There are several take-aways from this discovery.
1. The international community continues to be alarmingly inept at policing nuclear research. The consensus among intelligence agencies was that Iran had abandoned nuclear weapon ambitions in 2003. The revelation of progress in 2007 exposes global inspections as impotent and suggests that Iran's current proximity to nuclear status is a matter of extreme uncertainty.
2. Obama's efforts to dialogue with Ahmadinejad - employing the power-of-persuasion charisma which differentiates him from his predecessor - have been proved a farce. Bush was comfortable branding Iran as an "evil" state actor and found the most useful dialogue to be toppling a neighboring regime for alleged weapons' research. Not subtle, perhaps, but at least cognizant of the nature of our enemy. Obama's judgement has been severely wanting in foreign affairs, time and again confusing the treatment due to allies and adversaries.
3. Iran is unfazed by Western accusations - or even discoveries - of continued nuclear progress. In fact, by responding to the discovery of a hidden nuclear plant with an announcement that they intend to build an additional 10-15 reactors, Iran has shown itself to be liberated and emboldened when caught in violation of international standards. Certainly, it's far easier to conduct research when one no longer needs hide it from the world.
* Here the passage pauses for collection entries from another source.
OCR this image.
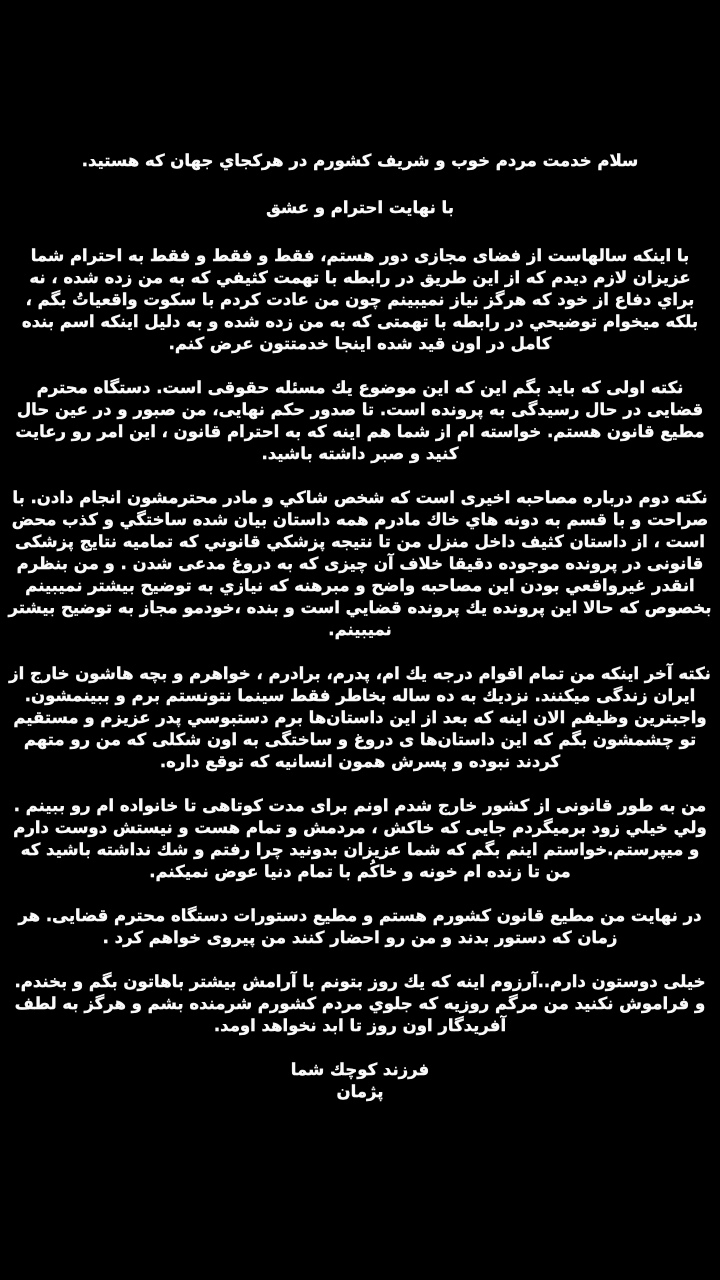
سلام خدمت مردم خوب و شريف كشورم در هركجاي جهان كه هستيد.

با نهايت احترام و عشق

با اينكه سالهاست از فضای مجازی دور هستم، فقط و فقط و فقط به احترام شما عزيزان لازم ديدم كه از اين طريق در رابطه با تهمت كثيفي كه به من زده شده ، نه براي دفاع از خود كه هرگز نياز نميبينم چون من عادت كردم با سكوت واقعياتُ بگم ، بلكه ميخوام توضيحي در رابطه با تهمتى كه به من زده شده و به دليل اينكه اسم بنده كامل در اون قيد شده اينجا خدمتتون عرض كنم.

نكته اولى كه بايد بگم اين كه اين موضوع يك مسئله حقوقى است. دستگاه محترم قضايى در حال رسيدگى به پرونده است. تا صدور حكم نهايى، من صبور و در عين حال مطيع قانون هستم. خواسته ام از شما هم اينه كه به احترام قانون ، اين امر رو رعايت كنيد و صبر داشته باشيد.

نكته دوم درباره مصاحبه اخيرى است كه شخص شاكي و مادر محترمشون انجام دادن. با صراحت و با قسم به دونه هاي خاك مادرم همه داستان بيان شده ساختگي و كذب محض است ، از داستان كثيف داخل منزل من تا نتيجه پزشكي قانوني كه تماميه نتايج پزشكى قانونى در پرونده موجوده دقيقا خلاف آن چيزى كه به دروغ مدعى شدن . و من بنظرم انقدر غيرواقعي بودن اين مصاحبه واضح و مبرهنه كه نيازي به توضيح بيشتر نميبينم بخصوص كه حالا اين پرونده يك پرونده قضايي است و بنده ،خودمو مجاز به توضيح بيشتر نميبينم.

نكته آخر اينكه من تمام اقوام درجه يك ام، پدرم، برادرم ، خواهرم و بچه هاشون خارج از ايران زندگى ميكنند. نزديك به ده ساله بخاطر فقط سينما نتونستم برم و ببينمشون. واجبترين وظيفم الان اينه كه بعد از اين داستان‌ها برم دستبوسي پدر عزيزم و مستقيم تو چشمشون بگم كه اين داستان‌ها ى دروغ و ساختگى به اون شكلى كه من رو متهم كردند نبوده و پسرش همون انسانيه كه توقع داره.

من به طور قانونى از كشور خارج شدم اونم براى مدت كوتاهى تا خانواده ام رو ببينم . ولي خيلي زود برميگردم جايى كه خاكش ، مردمش و تمام هست و نيستش دوست دارم و ميپرستم.خواستم اينم بگم كه شما عزيزان بدونيد چرا رفتم و شك نداشته باشيد كه من تا زنده ام خونه و خاكُم با تمام دنيا عوض نميكنم.

در نهايت من مطيع قانون كشورم هستم و مطيع دستورات دستگاه محترم قضايى. هر زمان كه دستور بدند و من رو احضار كنند من پيروى خواهم كرد .

خيلى دوستون دارم..آرزوم اينه كه يك روز بتونم با آرامش بيشتر باهاتون بگم و بخندم.

و فراموش نكنيد من مرگم روزيه كه جلوي مردم كشورم شرمنده بشم و هرگز به لطف آفريدگار اون روز تا ابد نخواهد اومد.

فرزند كوچك شما

پژمان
4. Israel continues to emerge as the only country in the world prepared to take serious action to prevent a nuclear-armed Iran. Obama's reaction to the surging evidence and escalating urgency of a looming confrontation with Iran has been to intensify behind-the-scenes calls for further sanctions. Today's WaPO carries Danielle Pletka's counsel that such a strategy is fool-hardy. In the absence of a reformulated approach to Iran, U.S. policy will continue to be "subcontracting American national security to Israel."
While Obama continues to focus on the domestic economy (a worthwhile endeavor), he must be aware that to ignore Iran is simply not an option. Should Iran successfully test a nuclear weapon or claim a functional stockpile, all other priorities will be relegated to second-tier as the world refocuses all of its attention on a triumphant and unleashed New Persia.